The Linked List Cycle Problem
I’ve been studying basic computer science concepts recently because I don’t have a “traditional” programming background, but people like to ask these types of questions at interviews for some reason (I don’t exactly understand why). In any case, some of the practice problems are kind of fun, like the one I’m about to describe concerning linked lists. First, what is a linked list? It’s merely a collection of objects (usually called “nodes”) in which each object holds a value and a pointer to one of the other objects. Linked lists are useful for implementing stacks and queues because it is easy to remove objects from the beginning or end of a linked list. (On the other hand, they aren’t too useful as iterable objects due to the way the memory of the nodes is laid out). However, a linked list could contain a cycle in which the “last” object points back to an object that came before it. The question is simply how to detect whether a linked list contains such a cycle assuming that you’ve been told which node is “first” in the list.
There is an obvious answer to this question: iterate through the linked list, keeping track of each node you see in a dictionary and return true
if you find a node that points back to a node in your dictionary. This solution is \(\mathcal{O}(n)\) in time and space. It turns out, however, that there is a simple solution that reduces the space complexity to \(\mathcal{O}(1)\), which I’ll now explain.
Let’s imagine two people “walking” through the linked list. The first person walks slowly, moving one node each step; the second person walks twice as fast (two nodes per iteration). We start our walkers out at the first node and pause each step to check each walker’s position. Now our first claim is that the walkers will meet at some point in time if and only if the linked list contains a cycle. Intuitively, if the walkers enter a cycle, we know that the faster walker will eventually catch up with the slower walker. Otherwise, the speedier walker will always remain ahead of his leisurely partner, so this method will return true
if and only the linked list contains a cycle. But how can we be sure that the faster walker will catch the slower walker in \(\mathcal{O}(n)\) time?
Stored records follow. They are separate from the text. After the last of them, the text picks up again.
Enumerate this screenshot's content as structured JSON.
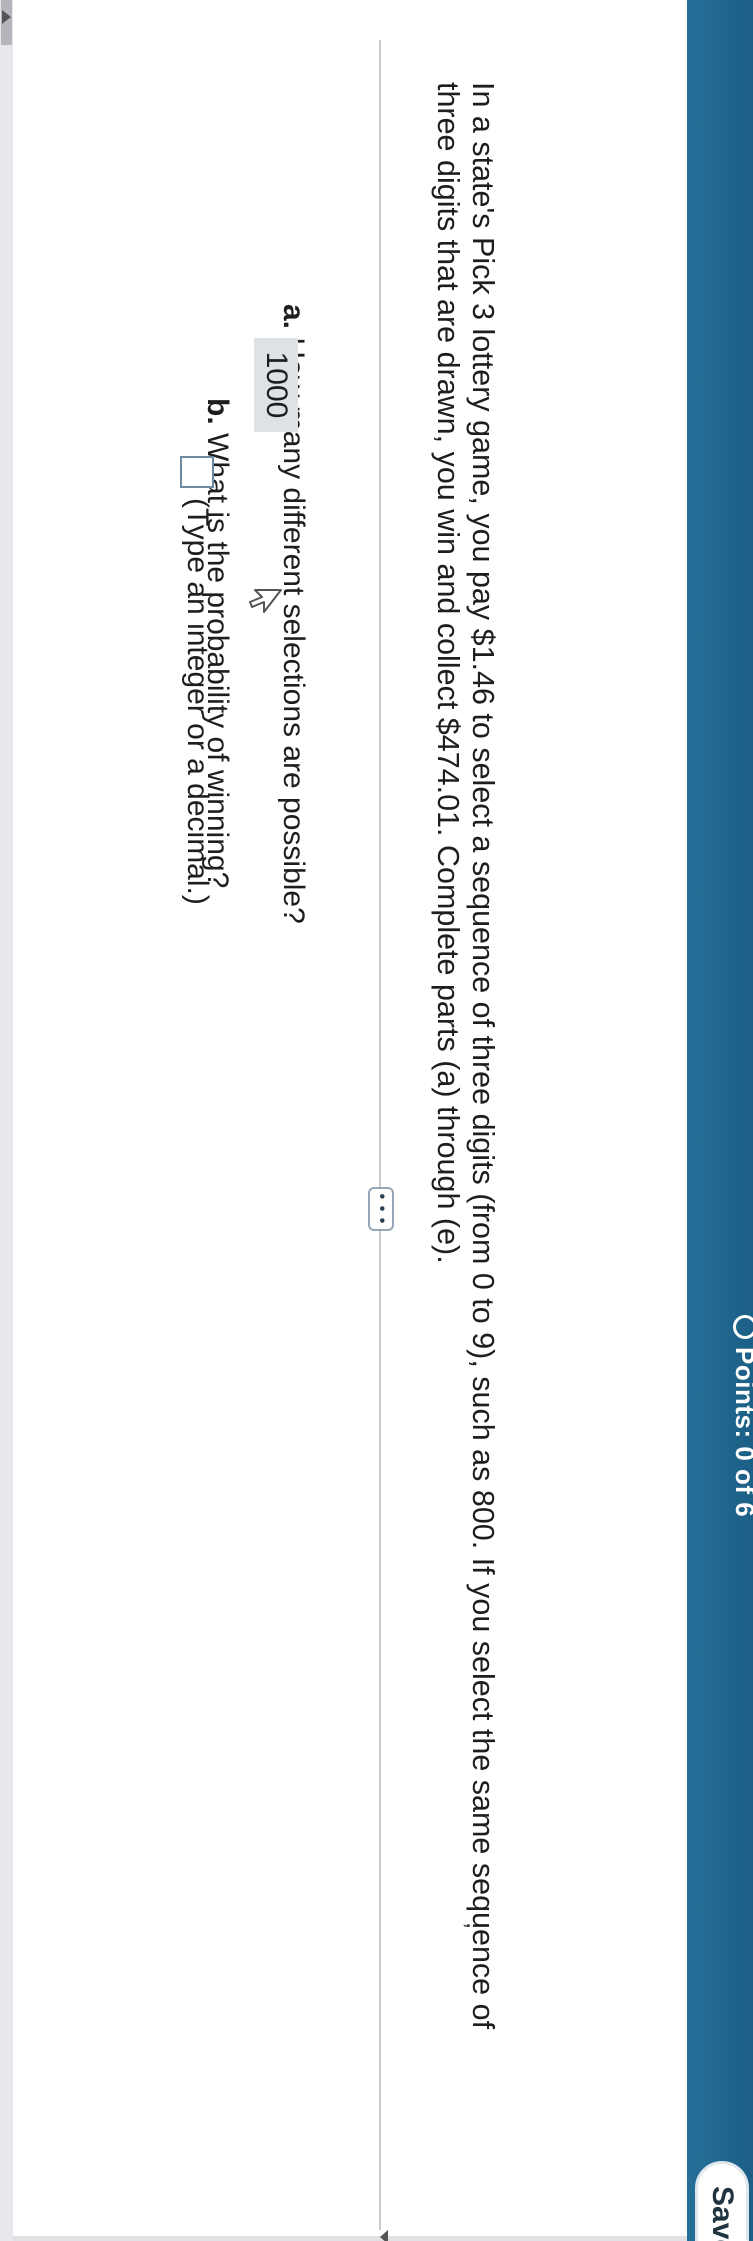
{
  "header": {
    "points_label": "Points: 0 of 6",
    "points_icon": "circle-icon",
    "save_label": "Save",
    "background_color": "#1c5f86"
  },
  "question": {
    "stem": "In a state's Pick 3 lottery game, you pay $1.46 to select a sequence of three digits (from 0 to 9), such as 800. If you select the same sequence of three digits that are drawn, you win and collect $474.01. Complete parts (a) through (e).",
    "more_label": "• • •"
  },
  "part_a": {
    "letter": "a.",
    "prompt": "How many different selections are possible?",
    "answer": "1000"
  },
  "part_b": {
    "letter": "b.",
    "prompt": "What is the probability of winning?",
    "answer": "",
    "hint": "(Type an integer or a decimal.)"
  },
  "stray_mark": ","
}
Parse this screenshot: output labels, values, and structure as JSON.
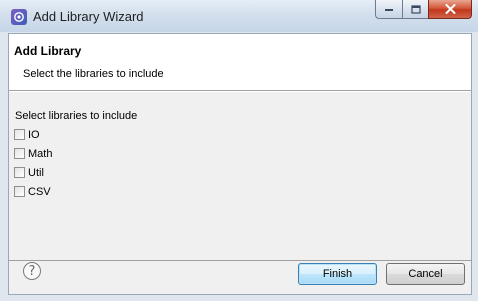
{
  "window": {
    "title": "Add Library Wizard",
    "icon": "eclipse-wizard-icon",
    "controls": {
      "minimize": "minimize-icon",
      "maximize": "maximize-icon",
      "close": "close-icon"
    }
  },
  "header": {
    "title": "Add Library",
    "subtitle": "Select the libraries to include"
  },
  "body": {
    "group_label": "Select libraries to include",
    "libraries": [
      {
        "label": "IO",
        "checked": false
      },
      {
        "label": "Math",
        "checked": false
      },
      {
        "label": "Util",
        "checked": false
      },
      {
        "label": "CSV",
        "checked": false
      }
    ]
  },
  "footer": {
    "help_symbol": "?",
    "finish_label": "Finish",
    "cancel_label": "Cancel"
  },
  "colors": {
    "finish_accent": "#3c7fb1",
    "close_button": "#c0381c"
  }
}
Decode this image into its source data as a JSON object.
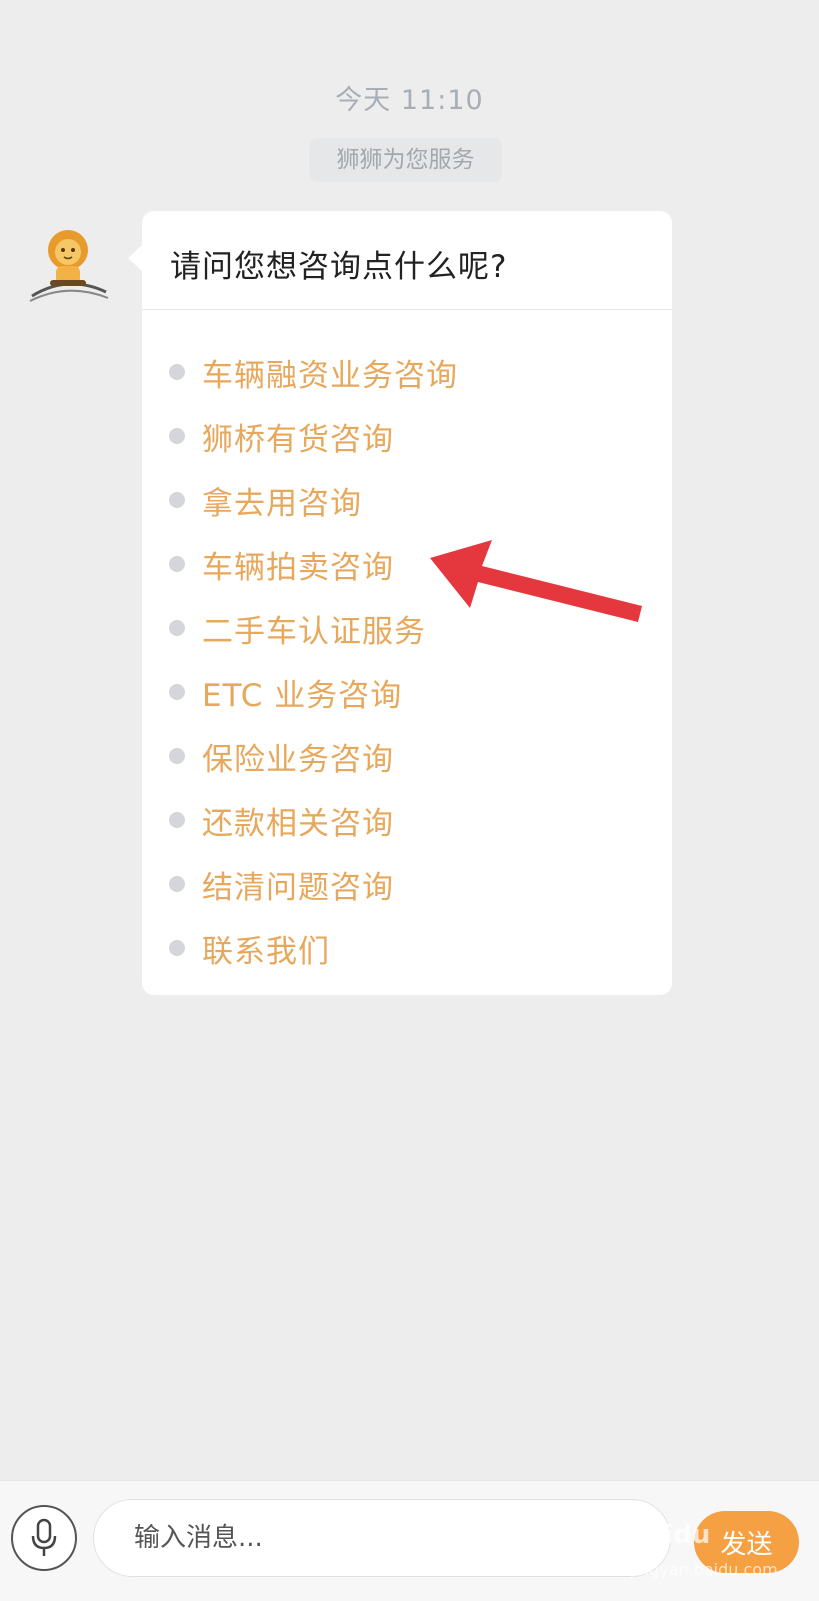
{
  "chat": {
    "timestamp": "今天 11:10",
    "service_notice": "狮狮为您服务",
    "question": "请问您想咨询点什么呢?",
    "options": [
      {
        "label": "车辆融资业务咨询"
      },
      {
        "label": "狮桥有货咨询"
      },
      {
        "label": "拿去用咨询"
      },
      {
        "label": "车辆拍卖咨询"
      },
      {
        "label": "二手车认证服务"
      },
      {
        "label": "ETC 业务咨询"
      },
      {
        "label": "保险业务咨询"
      },
      {
        "label": "还款相关咨询"
      },
      {
        "label": "结清问题咨询"
      },
      {
        "label": "联系我们"
      }
    ]
  },
  "annotation": {
    "icon": "red-arrow-icon",
    "color": "#e5383e"
  },
  "input_bar": {
    "mic_icon": "microphone-icon",
    "placeholder": "输入消息...",
    "send_label": "发送"
  },
  "watermark": {
    "text": "Baidu",
    "sub": "jingyan.baidu.com"
  },
  "colors": {
    "accent": "#f5a043",
    "option_text": "#e7a85c",
    "background": "#ededed"
  }
}
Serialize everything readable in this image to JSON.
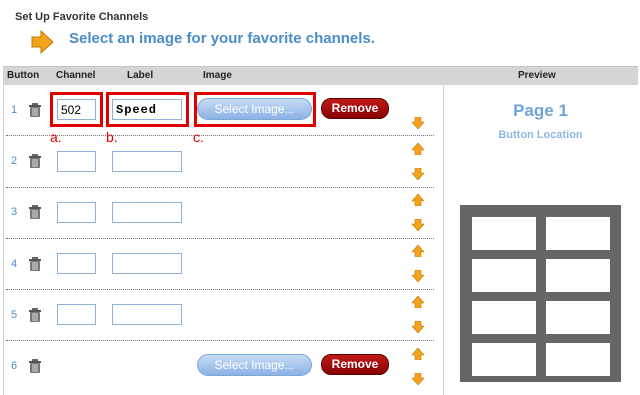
{
  "page": {
    "title": "Set Up Favorite Channels",
    "instruction": "Select an image for your favorite channels."
  },
  "table": {
    "headers": {
      "button": "Button",
      "channel": "Channel",
      "label": "Label",
      "image": "Image",
      "preview": "Preview"
    },
    "rows": [
      {
        "num": "1",
        "channel": "502",
        "label": "Speed",
        "has_image_buttons": true
      },
      {
        "num": "2",
        "channel": "",
        "label": "",
        "has_image_buttons": false
      },
      {
        "num": "3",
        "channel": "",
        "label": "",
        "has_image_buttons": false
      },
      {
        "num": "4",
        "channel": "",
        "label": "",
        "has_image_buttons": false
      },
      {
        "num": "5",
        "channel": "",
        "label": "",
        "has_image_buttons": false
      },
      {
        "num": "6",
        "channel": "",
        "label": "",
        "has_image_buttons": true
      }
    ]
  },
  "buttons": {
    "select_image": "Select Image...",
    "remove": "Remove"
  },
  "callouts": {
    "a": "a.",
    "b": "b.",
    "c": "c."
  },
  "preview": {
    "page": "Page 1",
    "subtitle": "Button Location"
  },
  "icons": {
    "instruction": "arrow-right-icon",
    "delete": "trash-icon",
    "up": "arrow-up-icon",
    "down": "arrow-down-icon"
  },
  "colors": {
    "accent_blue": "#4a8cc9",
    "callout_red": "#e00000",
    "remove_red": "#a30000",
    "arrow_orange": "#f3a31c"
  }
}
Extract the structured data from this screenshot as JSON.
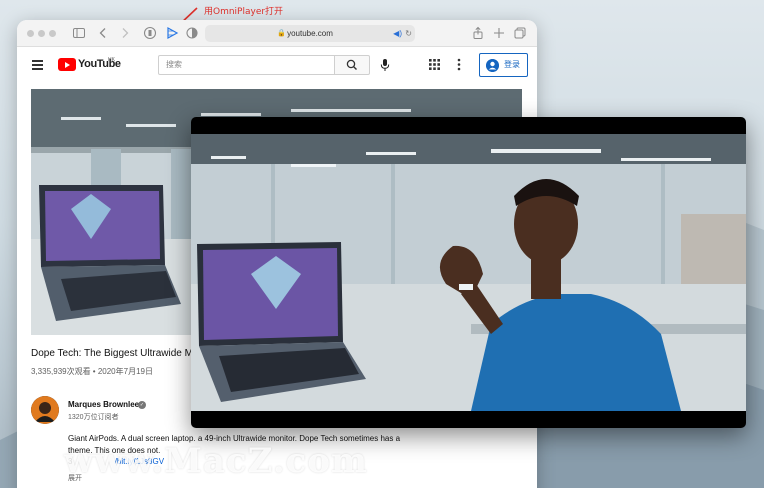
{
  "annotation": {
    "text": "用OmniPlayer打开"
  },
  "browser": {
    "url": "youtube.com",
    "toolbar_icons": [
      "sidebar-icon",
      "back-icon",
      "forward-icon",
      "privacy-icon",
      "omniplayer-icon",
      "contrast-icon",
      "share-icon",
      "new-tab-icon",
      "tabs-icon"
    ]
  },
  "youtube": {
    "logo_text": "YouTube",
    "region": "HK",
    "search_placeholder": "搜索",
    "signin_label": "登录"
  },
  "video": {
    "title": "Dope Tech: The Biggest Ultrawide M",
    "meta": "3,335,939次观看 • 2020年7月19日",
    "channel": "Marques Brownlee",
    "subscribers": "1320万位订阅者",
    "description": "Giant AirPods. A dual screen laptop. a 49-inch Ultrawide monitor. Dope Tech sometimes has a theme. This one does not.",
    "desc_line2_prefix": "3",
    "desc_link": "/bit.ly/1Js8GV",
    "expand": "展开"
  },
  "watermark": {
    "text": "www.MacZ.com"
  }
}
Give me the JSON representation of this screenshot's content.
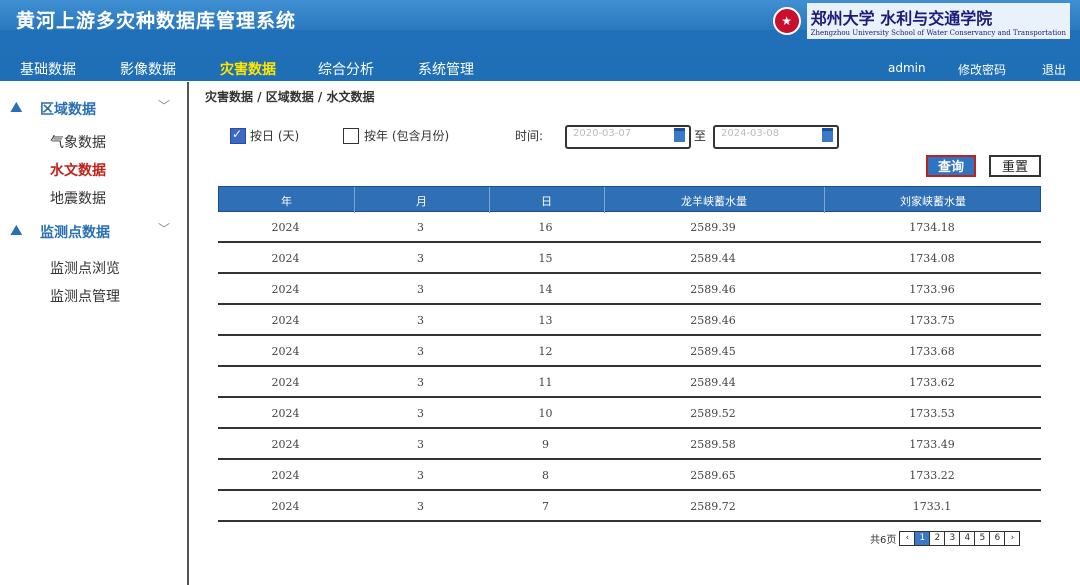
{
  "app": {
    "title": "黄河上游多灾种数据库管理系统",
    "logo_seal": "★",
    "logo_text": "郑州大学 水利与交通学院",
    "logo_sub": "Zhengzhou University  School of Water Conservancy and Transportation"
  },
  "nav": {
    "items": [
      "基础数据",
      "影像数据",
      "灾害数据",
      "综合分析",
      "系统管理"
    ],
    "active": "灾害数据",
    "user": "admin",
    "change_password": "修改密码",
    "logout": "退出"
  },
  "sidebar": {
    "groups": [
      {
        "label": "区域数据",
        "items": [
          "气象数据",
          "水文数据",
          "地震数据"
        ]
      },
      {
        "label": "监测点数据",
        "items": [
          "监测点浏览",
          "监测点管理"
        ]
      }
    ],
    "active_item": "水文数据",
    "group_icon": "mountain-icon",
    "chevron": "chevron-down-icon"
  },
  "breadcrumb": "灾害数据 / 区域数据 / 水文数据",
  "filters": {
    "daily_label": "按日 (天)",
    "daily_checked": true,
    "other_label": "按年 (包含月份)",
    "other_checked": false,
    "time_label": "时间:",
    "start_date": "2020-03-07",
    "separator": "至",
    "end_date": "2024-03-08"
  },
  "buttons": {
    "query": "查询",
    "reset": "重置"
  },
  "table": {
    "headers": [
      "年",
      "月",
      "日",
      "龙羊峡蓄水量",
      "刘家峡蓄水量"
    ],
    "rows": [
      [
        "2024",
        "3",
        "16",
        "2589.39",
        "1734.18"
      ],
      [
        "2024",
        "3",
        "15",
        "2589.44",
        "1734.08"
      ],
      [
        "2024",
        "3",
        "14",
        "2589.46",
        "1733.96"
      ],
      [
        "2024",
        "3",
        "13",
        "2589.46",
        "1733.75"
      ],
      [
        "2024",
        "3",
        "12",
        "2589.45",
        "1733.68"
      ],
      [
        "2024",
        "3",
        "11",
        "2589.44",
        "1733.62"
      ],
      [
        "2024",
        "3",
        "10",
        "2589.52",
        "1733.53"
      ],
      [
        "2024",
        "3",
        "9",
        "2589.58",
        "1733.49"
      ],
      [
        "2024",
        "3",
        "8",
        "2589.65",
        "1733.22"
      ],
      [
        "2024",
        "3",
        "7",
        "2589.72",
        "1733.1"
      ]
    ]
  },
  "pager": {
    "label": "共6页",
    "pages": [
      "1",
      "2",
      "3",
      "4",
      "5",
      "6"
    ],
    "prev": "‹",
    "next": "›",
    "current": "1"
  },
  "colors": {
    "header_blue": "#1f70b8",
    "active_nav": "#ffe600",
    "active_side": "#c0221b"
  }
}
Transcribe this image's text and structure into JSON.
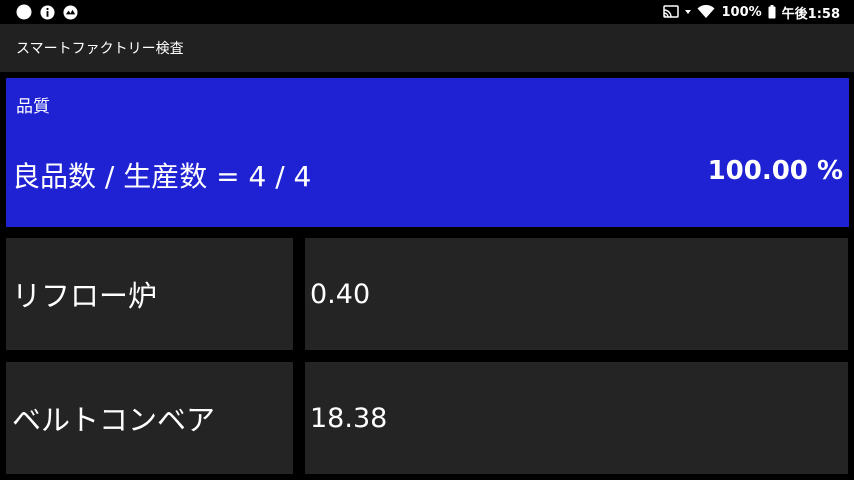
{
  "status_bar": {
    "left_icons": [
      "circle-icon",
      "info-icon",
      "app-badge-icon"
    ],
    "right_icons": [
      "cast-icon",
      "wifi-icon",
      "battery-icon"
    ],
    "battery_percent": "100%",
    "time": "午後1:58"
  },
  "app_bar": {
    "title": "スマートファクトリー検査"
  },
  "quality": {
    "label": "品質",
    "formula": "良品数 / 生産数 = 4 / 4",
    "percent": "100.00 %",
    "color": "#1f22d2"
  },
  "metrics": [
    {
      "name": "リフロー炉",
      "value": "0.40"
    },
    {
      "name": "ベルトコンベア",
      "value": "18.38"
    }
  ]
}
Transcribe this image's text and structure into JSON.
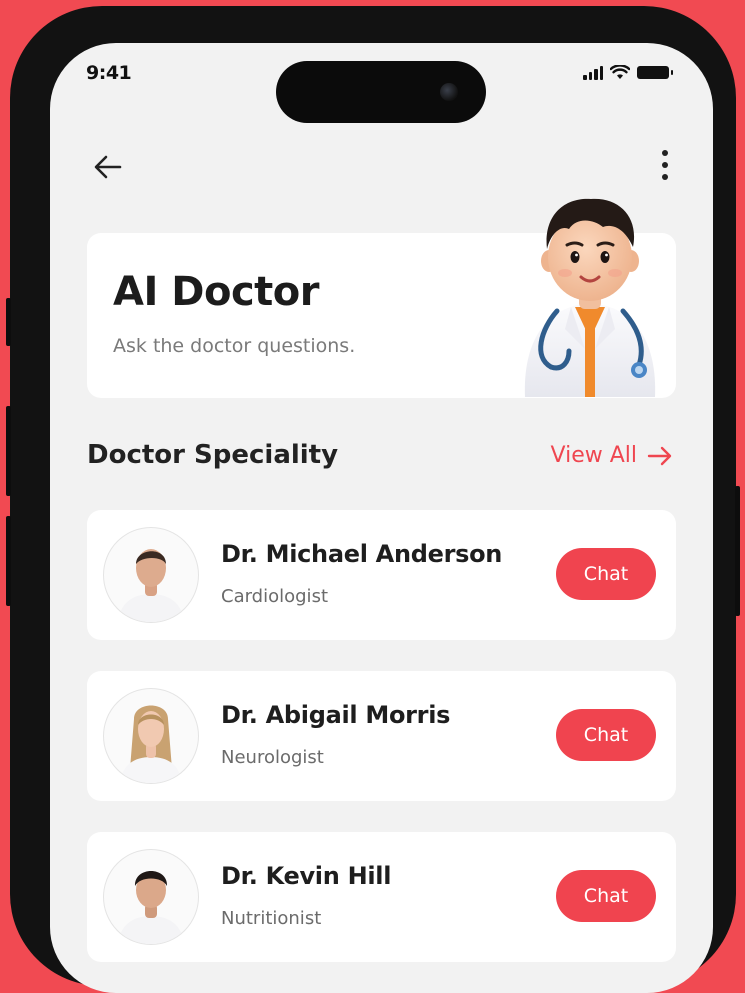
{
  "status_bar": {
    "time": "9:41"
  },
  "nav": {
    "back_icon": "arrow-left-icon",
    "menu_icon": "more-vertical-icon"
  },
  "hero": {
    "title": "AI Doctor",
    "subtitle": "Ask the doctor questions."
  },
  "section": {
    "title": "Doctor Speciality",
    "view_all_label": "View All",
    "view_all_icon": "arrow-right-icon"
  },
  "doctors": [
    {
      "name": "Dr. Michael Anderson",
      "specialty": "Cardiologist",
      "chat_label": "Chat"
    },
    {
      "name": "Dr. Abigail Morris",
      "specialty": "Neurologist",
      "chat_label": "Chat"
    },
    {
      "name": "Dr. Kevin Hill",
      "specialty": "Nutritionist",
      "chat_label": "Chat"
    }
  ],
  "colors": {
    "accent": "#f0444f",
    "background": "#f14a52",
    "screen": "#f2f2f2",
    "card": "#ffffff"
  }
}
In fact, we can calculate exactly when the walkers will meet. The reason boils down to the following observation: a person starting \(k\) steps behind but walking twice as fast as another person will catch the slower person in precisely \(k\) steps! Now consider the moment when our slow walker has just arrived at the beginning of a cycle that contains \(k\) nodes. Wherever our fast walker is, we can be sure that it is at most \(k\) nodes ahead. In terms of catching up to the slow walker, that means the fast walker is effectively at most \(k\) nodes behind. But that means that she will catch the slow walker in \(k\) steps. So not only will our walkers cross, but they will in fact land on the same node after some number of steps, and that will always happen within at worst \(n\) iterations.